(3)
As of December 31, 2022, as reported on Schedule 13G. The business address of Bay Pond Partners, L.P. is c/o Wellington Management Company LLP, 280 Congress Street, Boston, MA 02210.
(4)
As of December 31, 2022, as reported on Schedule 13G. The business address for Almitas Capital LLC is 1460 4th Street, Suite 300 Santa Monica, California 90401.
(5)
As of December 31, 2022, as reported on Schedule 13G. BlackRock, Inc. is a parent holding company. The business address for BlackRock, Inc. is 55 East 52nd Street, New York, New York 10055.
(6)
As of December 31, 2022, as reported on Schedule 13G. The address of Ithan Creek Master Investors (Cayman) L.P. is c/o Wellington Management Company LLP, 280 Congress Street, Boston, Massachusetts 02210.
(7)
Includes 690 shares owned by or for the benefit of his spouse and child who live in his home.
(8)
Includes 16,061 shares owned by Flanders Street Capital Partners I., L.P. which is managed by Flanders Street Capital Management which is wholly owned by Mr. Mendelsohn. Mr. Mendelsohn disclaims beneficial ownership of the securities held by Flanders Street Capital Partners I., L.P. except to the extent of his pecuniary interest therein.
(9)
Includes 14,953 shares owned by the Mendelsohn Family Limited Partnership, which is managed by Mr. Mendelsohn and certain members of his family which are partners of Mendelsohn Family Limited Partnership. Mr. Mendelsohn disclaims beneficial ownership of the securities held by Mendelsohn Family Limited Partnership, except to the extent of his pecuniary interest therein.
(10)
Includes 4,742 and 1,088 shares owned by RPM Capital LLC and AIM Capital LLC respectively, which are managed by Mr. Mendelson.
(11)
Includes 127,315 shares owned by our Manager and 415 shares owned by Aspen Yo LLC (“Aspen”). Aspen is an affiliate of our Manager and the indirect parent of the Servicer. Mr.
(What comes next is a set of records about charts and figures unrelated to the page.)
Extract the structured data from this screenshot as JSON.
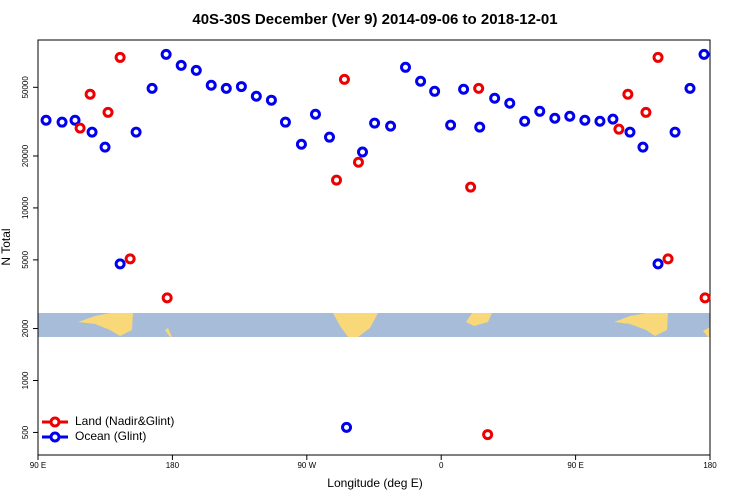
{
  "chart_data": {
    "type": "scatter",
    "title": "40S-30S December (Ver 9)   2014-09-06 to 2018-12-01",
    "x_label": "Longitude (deg E)",
    "y_label": "N Total",
    "yscale": "log",
    "legend": "bottom-left",
    "xlim": [
      90,
      540
    ],
    "ylim": [
      370,
      94000
    ],
    "xticks": [
      {
        "value": 90,
        "label": "90 E"
      },
      180,
      {
        "value": 270,
        "label": "90 W"
      },
      {
        "value": 360,
        "label": "0"
      },
      {
        "value": 450,
        "label": "90 E"
      },
      {
        "value": 540,
        "label": "180"
      }
    ],
    "yticks": [
      500,
      1000,
      2000,
      5000,
      10000,
      20000,
      50000
    ],
    "series": [
      {
        "name": "Land (Nadir&Glint)",
        "color": "#ee0000",
        "x": [
          118.2,
          124.9,
          136.9,
          145,
          151.7,
          176.5,
          289.9,
          295.2,
          304.6,
          379.7,
          385.1,
          391.1,
          479,
          485,
          497.1,
          505.2,
          511.9,
          536.7
        ],
        "values": [
          29000,
          45600,
          35800,
          74500,
          5070,
          3010,
          14500,
          55600,
          18400,
          13200,
          49300,
          486,
          28600,
          45600,
          35800,
          74500,
          5070,
          3010
        ]
      },
      {
        "name": "Ocean (Glint)",
        "color": "#0000ee",
        "x": [
          95.4,
          106.1,
          114.8,
          126.2,
          134.9,
          145,
          155.7,
          166.4,
          175.8,
          185.9,
          196,
          206,
          216.1,
          226.2,
          236.2,
          246.3,
          255.7,
          266.4,
          275.8,
          285.2,
          296.6,
          307.3,
          315.4,
          326.1,
          336.1,
          346.2,
          355.6,
          366.3,
          375,
          385.8,
          395.8,
          405.9,
          415.9,
          426,
          436.1,
          446.1,
          456.2,
          466.3,
          475,
          486.4,
          495.1,
          505.2,
          516.6,
          526.6,
          536
        ],
        "values": [
          32200,
          31400,
          32200,
          27500,
          22500,
          4740,
          27500,
          49300,
          77600,
          67000,
          62700,
          51400,
          49300,
          50500,
          44400,
          42100,
          31400,
          23400,
          34900,
          25700,
          535,
          21100,
          31000,
          29800,
          65300,
          54200,
          47400,
          30200,
          48700,
          29400,
          43200,
          40400,
          31800,
          36300,
          33100,
          34000,
          32200,
          31800,
          32700,
          27500,
          22500,
          4740,
          27500,
          49300,
          77600
        ]
      }
    ]
  }
}
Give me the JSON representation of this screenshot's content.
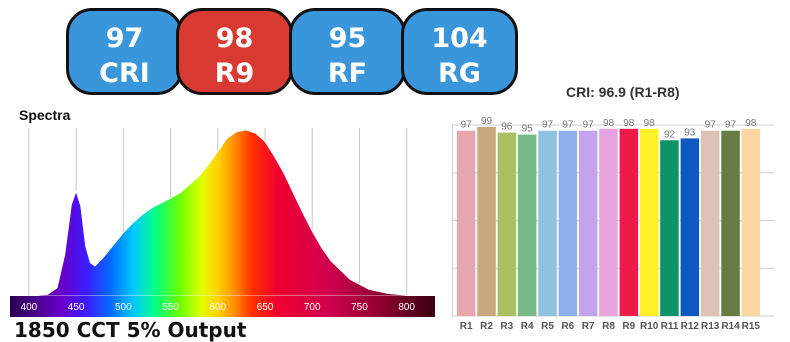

Mendelsohn controls 50% of the manager of Aspen and has certain economic and/or management rights with respect to 9.2% of the interests in Aspen; Steven Rosenberg, the President of Gregory and the founder of Aspen Capital, controls the other 50% of the manager of Aspen and he or his affiliates own 24.7% of the interests in Aspen. The business address of Aspen is 13190 SW 68th Parkway, Suite 110, Tigard, Oregon 97223. Mr. Mendelsohn disclaims beneficial ownership of the securities held by our Manager and the Servicer except to the extent of his pecuniary interest therein.
(12)
Includes 69,184 shares owned through Aspen Uranus LLC but does not include 8,000 of our convertible notes owned through Aspen Uranus LLC. The notes have a stated principal amount of $25.00 per note and are convertible, under certain circumstances, into shares of our common stock at a rate of 1.7405 shares per note as of April 10, 2023.
(13)
Share amount agrees to the individual’s most recent Form 4 filed with the SEC.
(14)
Includes 1,386 shares owned by or for the benefit of his spouse and children who live in his home.
(15)
Includes 4,685 shares owned by Shackleton RBS3 LLC, which is managed by Mr. Schaub.
(16)
Share amount predates the shares distributed on August 31, 2022, November 29, 2022 and March 31, 2023, through the Company’s dividend reinvestment plan, in which Mr. Schaub, his spouse and children participate. Also, share amount predates shares distributed to Shackleton RBS3 LLC on August 23, 2022 and November 16, 2022.
(17)
In addition to the shares shown here, Mr. Handley also owns 10,000 of our convertible notes. The notes have a stated principal amount of $25.00 per note and are convertible, under certain circumstances, into shares of our common stock at a rate of 1.7405 shares per note as of April 10, 2023.
(18)
In addition to the shares shown here, Mr. Ogren also owns 1,500 of our convertible notes. The notes have a stated principal amount of $25.00 per note and are convertible, under certain circumstances, into shares of our common stock at a rate of 1.7405 shares per note as of April 10, 2023.
(19)
In addition to the shares shown here, Mr. Friedman also owns 800 of our convertible notes. The notes have a stated principal amount of $25.00 per note and are convertible, under certain circumstances, into shares of our common stock at a rate of 1.7405 shares per note as of April 10, 2023.
(20)
Mr. Begleiter is a Managing Director of Flexpoint Ford, LLC, the manager of the investment fund that owns Flexpoint Great Ajax Holdings LLC. However, Mr. Begleiter does not have voting or dispositive power over the shares of common stock owned by Flexpoint Great Ajax Holdings LLC.
(21)
See notes (7), (8), (9), (10), (11), (12), (13), (14), (15), (16), (17), (18), (19) and (20).